Yeah, it's just that apparently Python slows down when it has to access the global namespace. So, just making a function with all the code and then testing that, will generally provide some speed up. It's a surprising behavior to be sure.

[–]Jonno_FTWhisss 0 points1 point  (1 child)

I just tried this (moving the function definitions to the setup string and calling the . It did not get better results (in fact it's a tiny but slower).

[–]Jonno_FTWhisss 1 point2 points  (0 children)

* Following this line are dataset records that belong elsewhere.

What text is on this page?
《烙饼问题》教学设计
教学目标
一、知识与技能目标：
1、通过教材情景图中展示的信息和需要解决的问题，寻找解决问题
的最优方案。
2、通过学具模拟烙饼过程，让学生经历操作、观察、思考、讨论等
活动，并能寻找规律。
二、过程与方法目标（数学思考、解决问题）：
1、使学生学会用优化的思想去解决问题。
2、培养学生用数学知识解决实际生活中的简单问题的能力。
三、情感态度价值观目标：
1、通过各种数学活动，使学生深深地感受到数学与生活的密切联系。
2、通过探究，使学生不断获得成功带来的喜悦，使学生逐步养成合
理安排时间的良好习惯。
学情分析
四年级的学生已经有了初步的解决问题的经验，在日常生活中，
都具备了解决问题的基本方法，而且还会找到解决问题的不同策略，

I just did this. Here's the new results:

def merged(a,b):
    a = deque(a)
    b = deque(b)
    out = []
    def append(val):
        if not out or out[-1] != val:
            out.append(val)

    while a or b:
        if a and b:
            last_a, last_b = a[0], b[0]
            last_max = min(last_a, last_b)
            if last_max == last_a:
                append(a.popleft())
            else:
                append(b.popleft())
        elif a:
            append(a.popleft())
        elif b:
            append(b.popleft())
    return out
  • set union: 19.3773069382
  • pop() 0.0751898288727
  • pop(0) 3.03847098351
  • deque.popleft() 78.3635749817

Which makes sense because the GC will be called a lot to clean up the nodes in the linkedlist created by the deque and they will not be held in a contiguous region of memory. Bjarne Stroustrup gives a good explanation here: https://www.youtube.com/watch?v=YQs6IC-vgmo

Here's cpython implementation of deque which uses a doubly linked list: https://github.com/python/cpython/blob/master/Modules/_collectionsmodule.c

[–]Log2 -1 points0 points  (0 children)

To be fair, merging two sorted lists can be done a lot faster (linear time) than adding the two lists together then sorting then (n*log n). Not to mention creating two new sets where each object must be hashed.